«Nous sommes pour le retrait des sites à la source, non un masquage»

par Astrid GIRARDEAU
publié le 4 juin 2009 à 18h07
(mis à jour le 5 juin 2009 à 5h42)

Hier, Yves Le Mouël, directeur général de la Fédération française des télécoms commentait pour nous la Loppsi , la loi sur la sécurité intérieure. Plus précisément l'article 4 qui prévoit d'obliger les fournisseurs d'accès Internet (FAI) à bloquer une liste noire de sites pédo-pornographiques. Yves Le Mouël a rappelé l'inefficacité de tout dispositif de filtrage, tout en plaidant pour une responsabilité limitée et cadrée.

Une position partagée par l' AFA (Association des fournisseurs d'accès). A la différence que cette dernière milite pour un retrait à la source. Membre de plusieurs coopérations internationales, comme l' INHOPE , l'association a en effet un Point de contact qui permet le signalement de contenus illicites. «C'est plus intéressant d'agir à la source même, en effaçant un site plutôt que de le bloquer et qu'il reste hébergé à l'étranger» , nous expliquait, en mars dernier, Carole Gay , responsable affaires juridiques et règlementaires de l'AFA. Nous l'avons recontacté pour faire un nouveau point, le texte du projet de loi ayant été rendu officiel.

En mars, vous nous disiez ne pas avoir eu de contact avec le ministère de l’Intérieur depuis décembre. Vous en avez eu depuis ?

_ Non. Nous avons été invités à une réunion mardi dernier où on nous a présenté le texte, tel qu'il a été présenté le lendemain en conseil des ministres. Nous n'avons pas eu de communication officielle du texte. Aujourd'hui, nous ne pouvons pas faire grand chose. Nous attendons qu'il passe en commissions. Puis les débats à l'Assemblée et au Sénat.

Quelle votre position sur le blocage ?

_ Elle n'a pas changé. Nous sommes pour le retrait à la source, comme nous le pratiquons avec notre Point de contact. Et non pour un masquage. Comme l' Euroispa [ Association européenne de FAI ndlr ], nous pensons que le filtrage doit être utilisé en ultime recours. D'après les expériences qu'on voit à l'étranger, tout système de filtrage est inefficace, et des méthodes de contournement vont se développer.

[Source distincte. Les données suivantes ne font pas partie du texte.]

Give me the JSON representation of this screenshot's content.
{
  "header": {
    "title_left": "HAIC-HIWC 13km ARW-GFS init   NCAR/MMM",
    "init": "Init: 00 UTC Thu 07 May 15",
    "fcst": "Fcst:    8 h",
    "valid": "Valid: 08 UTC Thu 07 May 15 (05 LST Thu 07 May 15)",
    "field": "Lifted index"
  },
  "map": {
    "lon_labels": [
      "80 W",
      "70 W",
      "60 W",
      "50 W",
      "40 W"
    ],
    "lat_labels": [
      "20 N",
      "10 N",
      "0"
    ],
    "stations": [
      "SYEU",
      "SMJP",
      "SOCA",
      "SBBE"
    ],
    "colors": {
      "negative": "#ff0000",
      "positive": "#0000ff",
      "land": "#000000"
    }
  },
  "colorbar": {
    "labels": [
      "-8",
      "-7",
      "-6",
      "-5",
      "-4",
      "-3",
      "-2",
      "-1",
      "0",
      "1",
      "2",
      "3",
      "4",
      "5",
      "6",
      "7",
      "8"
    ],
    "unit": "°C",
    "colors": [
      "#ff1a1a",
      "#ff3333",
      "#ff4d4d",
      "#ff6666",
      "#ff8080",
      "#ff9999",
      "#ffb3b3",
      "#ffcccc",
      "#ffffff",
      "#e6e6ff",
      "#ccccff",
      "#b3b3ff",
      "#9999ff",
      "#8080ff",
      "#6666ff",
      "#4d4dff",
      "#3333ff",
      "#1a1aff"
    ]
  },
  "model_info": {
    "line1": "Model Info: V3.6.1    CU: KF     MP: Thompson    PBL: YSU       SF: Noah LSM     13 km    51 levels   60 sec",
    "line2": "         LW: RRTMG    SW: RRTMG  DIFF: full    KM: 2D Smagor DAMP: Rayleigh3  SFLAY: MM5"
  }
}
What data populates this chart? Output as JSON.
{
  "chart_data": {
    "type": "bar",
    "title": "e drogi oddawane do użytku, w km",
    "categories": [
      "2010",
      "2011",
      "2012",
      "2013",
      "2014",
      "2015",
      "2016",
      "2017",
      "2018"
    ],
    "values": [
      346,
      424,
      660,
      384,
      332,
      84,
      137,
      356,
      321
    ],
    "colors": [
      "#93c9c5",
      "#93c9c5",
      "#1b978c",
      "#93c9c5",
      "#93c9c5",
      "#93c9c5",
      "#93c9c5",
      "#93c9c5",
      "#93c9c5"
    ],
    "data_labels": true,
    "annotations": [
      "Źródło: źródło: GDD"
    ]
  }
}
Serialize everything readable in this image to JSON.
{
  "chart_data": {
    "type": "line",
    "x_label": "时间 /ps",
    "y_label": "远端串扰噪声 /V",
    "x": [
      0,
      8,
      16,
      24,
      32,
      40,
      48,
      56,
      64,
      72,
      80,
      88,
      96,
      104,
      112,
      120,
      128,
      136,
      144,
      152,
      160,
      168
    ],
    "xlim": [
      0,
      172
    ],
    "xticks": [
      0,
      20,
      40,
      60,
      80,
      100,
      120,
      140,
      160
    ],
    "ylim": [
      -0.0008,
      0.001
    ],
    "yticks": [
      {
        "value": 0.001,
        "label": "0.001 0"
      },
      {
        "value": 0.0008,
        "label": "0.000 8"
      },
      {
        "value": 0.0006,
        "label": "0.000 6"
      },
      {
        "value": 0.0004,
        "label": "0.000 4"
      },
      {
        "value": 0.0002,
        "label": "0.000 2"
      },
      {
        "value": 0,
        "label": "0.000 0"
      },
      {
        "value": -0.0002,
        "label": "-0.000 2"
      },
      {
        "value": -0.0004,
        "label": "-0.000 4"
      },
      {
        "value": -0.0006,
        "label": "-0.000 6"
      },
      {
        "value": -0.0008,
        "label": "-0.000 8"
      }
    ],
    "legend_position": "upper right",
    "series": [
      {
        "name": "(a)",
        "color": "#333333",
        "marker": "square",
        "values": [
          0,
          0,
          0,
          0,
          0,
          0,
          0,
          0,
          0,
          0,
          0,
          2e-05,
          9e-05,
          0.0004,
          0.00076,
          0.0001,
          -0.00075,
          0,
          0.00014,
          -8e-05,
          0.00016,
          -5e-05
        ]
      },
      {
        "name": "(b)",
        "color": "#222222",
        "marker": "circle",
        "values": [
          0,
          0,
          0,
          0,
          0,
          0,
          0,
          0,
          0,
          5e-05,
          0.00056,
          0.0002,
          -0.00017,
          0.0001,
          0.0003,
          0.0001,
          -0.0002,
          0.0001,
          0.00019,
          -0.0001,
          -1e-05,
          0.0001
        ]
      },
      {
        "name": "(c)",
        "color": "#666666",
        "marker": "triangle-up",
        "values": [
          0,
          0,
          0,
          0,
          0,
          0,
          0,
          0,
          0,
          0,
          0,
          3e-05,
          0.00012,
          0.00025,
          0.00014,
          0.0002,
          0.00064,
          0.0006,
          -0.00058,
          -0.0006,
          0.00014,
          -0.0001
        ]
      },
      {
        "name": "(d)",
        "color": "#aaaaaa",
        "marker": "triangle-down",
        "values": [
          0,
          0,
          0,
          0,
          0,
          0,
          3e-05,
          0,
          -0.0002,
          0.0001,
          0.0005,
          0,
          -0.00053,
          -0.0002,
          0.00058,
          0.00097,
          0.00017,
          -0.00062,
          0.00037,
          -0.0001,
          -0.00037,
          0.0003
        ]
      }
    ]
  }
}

Le texte reprend ce travail ?

_ Tout n'a pas été retenu de nos réunions de travail. Nous avions par exemple insisté sur le fait qu'il fallait que cela ne concerne que les sites étrangers, car pour les sites français il existe déjà la LCEN [ loi pour la confiance dans l'économie numérique de 2004 ndlr ].

La remise en cause du principe de subsidiarité est un point gênant. Ca veut dire qu'il n'y a plus besoin de recourir au juge pour s'adresser à un FAI. Du coup, on met tout au même niveau, hébergeur et fournisseur d'accès. Pourtant, c'est bien ce qui avait été fait, par exemple, dans l'affaire Aaargh. Les plaignants s'étaient d'abord adressé aux hébergeurs américains du site, puis aux FAI français.

Il faut que le recours au juge soit maintenu, car lui seul peut décider d'atteindre à la liberté de communication. Aussi, comme la FFT, nous estimons que l'obligation de résultat est techniquement impossible sur le blocage. Et nous espèrons que cela va reste cantonné à la pédo-pornographie.